Het begon allemaal 9 weken terug. Ik heb een heel drukke job als informaticus (12u/dag, veel autorijden, files, stress, weekendwerk, wachtdiensten, enz). Je bent jong en je kan veel aan, dat is toch wat veel mensen beweren, en ik voelde me er ook meestal goed bij. Het waren enkel van die kleine details waar ik mezelf een beetje in verloor: ik ben professioneel genoeg ingesteld om niet veel angst/stress te laten merken aan klanten, maar bvb. gaan lunchen in de overvolle eetzaal van het bedrijf was een kleine ramp; ik krijg eten bijna niet doorgeslikt, voel me helemaal niet op mn gemak, krijg dikwijls vapeurs. Ook naar het buitenland moeten voor werk of privé brengt angsten mee; het ver wegzijn van huis, het onbekende, enz. Ik probeerde die dingen wat te vermijden, en het leven ging zo zn drukke gangetje.

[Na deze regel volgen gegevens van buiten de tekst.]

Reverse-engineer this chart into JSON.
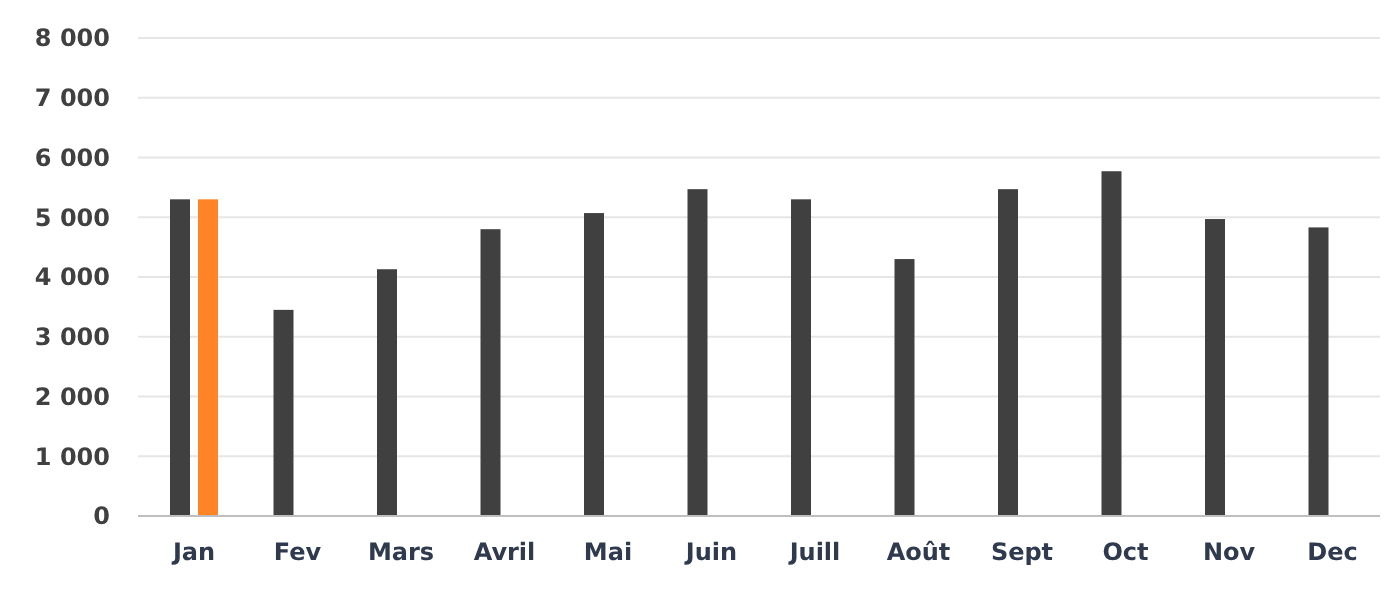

Tot die paar keren op het werk ik precies een paniekaanval krijg. Ik kan moeilijk ademen, ik krijg een beklemmend gevoel op de borst, ik zweet, ik beef en ik mijn hartslag gaat steevast de hoogte in. M.a.w. hoe meer die situaties zich voordeden (was niet zo frequent), hoe angstiger ik werd om het opnieuw te krijgen, totdat je het bijna niet meer uit je hoofd geprent krijgt en er constant mee bezig bent dat je één of andere aanval zou krijgen..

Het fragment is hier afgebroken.